Jack Daniel’s releases Single Barrel Rye, a new whiskey

Although Jack Daniel’s has one of the most recognized brand names on the spirits shelf, the Tennessee whiskey company isn’t content resting on its laurels — and continues to release new, higher priced whiskeys for connoisseurs of the dark aged liquor.

Jack Daniel's Single Barrel Rye is the fully aged counterpart to Rested Rye and Unaged Rye, which have previously released.

Jack Daniel’s Single Barrel Rye is the fully aged counterpart to Rested Rye and Unaged Rye, which have previously released.

The latest to hit the market is Jack Daniel’s Single Barrel Rye, the third in its Single Barrel collection and the first new grain recipe from the company in more than 100 years. Releasing this month, it’s going for a retail price of $49.99 in stores around the country.

Jack Daniel’s master distiller Jeff Arnett has been playing around with rye recipes for a few years, but this one is the first fully matured rye to debut, according to a news release. Robust and full-bodied like the other whiskeys in the Single Barrel collection, it’s rather different from the limited release batches of Rested Rye in 2014 and Unaged Rye in 2012, which collectively take drinkers on a journey through rye’s maturation over time.

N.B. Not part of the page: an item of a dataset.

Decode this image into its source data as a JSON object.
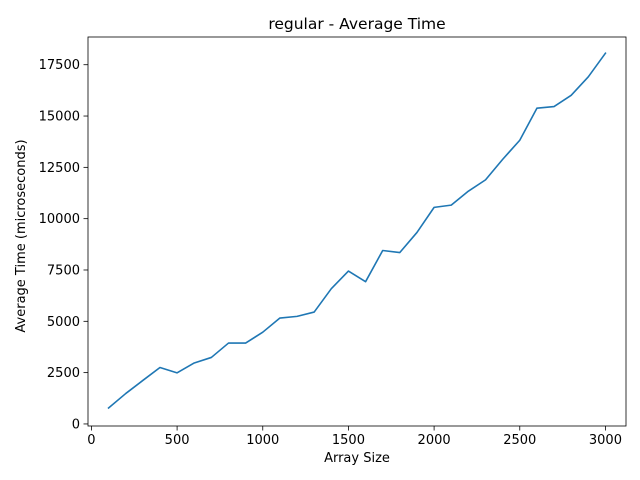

The Single Barrel Rye, according to Arnett, was crafted very carefully.

“You never want to over-barrel a rye whiskey, so it was important for us to stay true to the style with a grain-forward character, rather than barrel character, while still allowing our barrels to interplay with the whiskey,” Arnett said in the release.

He wanted Jack Daniel’s to produce a rye whiskey because it’s “one of the earliest forms of American whiskey,” he said in the release. Now that rye — a complex and spicy grain — is an emerging trend again in the spirits world, Arnett sought “to honor that history with the release of Single Barrel Rye.”

At 94-proof, the whiskey is comprised of a 70 percent rye, 18 percent corn and 12 percent malted barley grain bill. According to the release, Single Barrel Rye “starts off lightly sweet and mid-palate opens up to a dried fruit and trail mix flavor, finishing slightly shorter than the other Single Barrels, as rye is much more about grain rather than barrel character.”